While additional guidance on Section 162(m) in the form of proposed regulations is forthcoming, this initial guidance from the IRS clarifies certain open issues with respect to identifying covered employees. The guidance indicates that the IRS generally appears to be taking a narrow view of the application of the grandfather rule.
Based on the initial guidance, companies may wish to consider the following actions with respect to Section 162(m):
• Determine Scope of Covered Employees for 2018 and Future Years. Companies should identify all employees who may be considered covered employees (separately from those who may be named executive officers for proxy reporting purposes) to understand the implications of compensation decisions under Section 162(m).

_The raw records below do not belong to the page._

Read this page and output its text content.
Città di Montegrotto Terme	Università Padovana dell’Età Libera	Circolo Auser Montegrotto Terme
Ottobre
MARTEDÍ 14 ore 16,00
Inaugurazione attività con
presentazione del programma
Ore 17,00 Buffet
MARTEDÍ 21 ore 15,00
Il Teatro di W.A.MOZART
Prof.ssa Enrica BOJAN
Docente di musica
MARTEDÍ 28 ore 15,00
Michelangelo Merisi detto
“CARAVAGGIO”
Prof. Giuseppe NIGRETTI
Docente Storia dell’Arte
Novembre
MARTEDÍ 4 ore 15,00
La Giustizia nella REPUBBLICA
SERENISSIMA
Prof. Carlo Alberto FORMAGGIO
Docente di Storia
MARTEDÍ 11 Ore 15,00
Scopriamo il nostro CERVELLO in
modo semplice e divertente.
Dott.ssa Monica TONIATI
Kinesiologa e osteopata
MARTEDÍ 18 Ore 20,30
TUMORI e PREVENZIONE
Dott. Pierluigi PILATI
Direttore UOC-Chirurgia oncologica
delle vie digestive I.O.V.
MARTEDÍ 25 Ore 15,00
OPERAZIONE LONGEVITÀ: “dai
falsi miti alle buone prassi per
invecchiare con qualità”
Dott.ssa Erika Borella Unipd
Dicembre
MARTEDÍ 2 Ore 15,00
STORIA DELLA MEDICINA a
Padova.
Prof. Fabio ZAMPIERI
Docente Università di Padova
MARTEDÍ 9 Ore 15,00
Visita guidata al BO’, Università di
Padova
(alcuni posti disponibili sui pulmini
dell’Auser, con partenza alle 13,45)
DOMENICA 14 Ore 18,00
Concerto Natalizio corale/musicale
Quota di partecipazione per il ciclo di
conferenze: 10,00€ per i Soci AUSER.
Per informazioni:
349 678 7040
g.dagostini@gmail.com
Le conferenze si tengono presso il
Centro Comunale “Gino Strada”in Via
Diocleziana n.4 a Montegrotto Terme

• Assess Existing Arrangements for Grandfathered Status. Companies should review existing executive compensation arrangements in effect as of November 2, 2017 and consider whether given the initial guidance these arrangements can reasonably be expected to meet the requirements of the grandfather rule. In particular, the inclusion of negative discretion under any cash- or equity-based incentive arrangements may prevent the grandfather rule from being applicable to all or a part of the compensation paid under such arrangements. Further, compensation committees should review and assess the effects of any future compensation changes on grandfathered arrangements to avoid inadvertent, adverse effects on the company’s tax position. Companies other than smaller reporting companies and emerging growth companies should pay particular attention to arrangements in which the chief financial officer participates.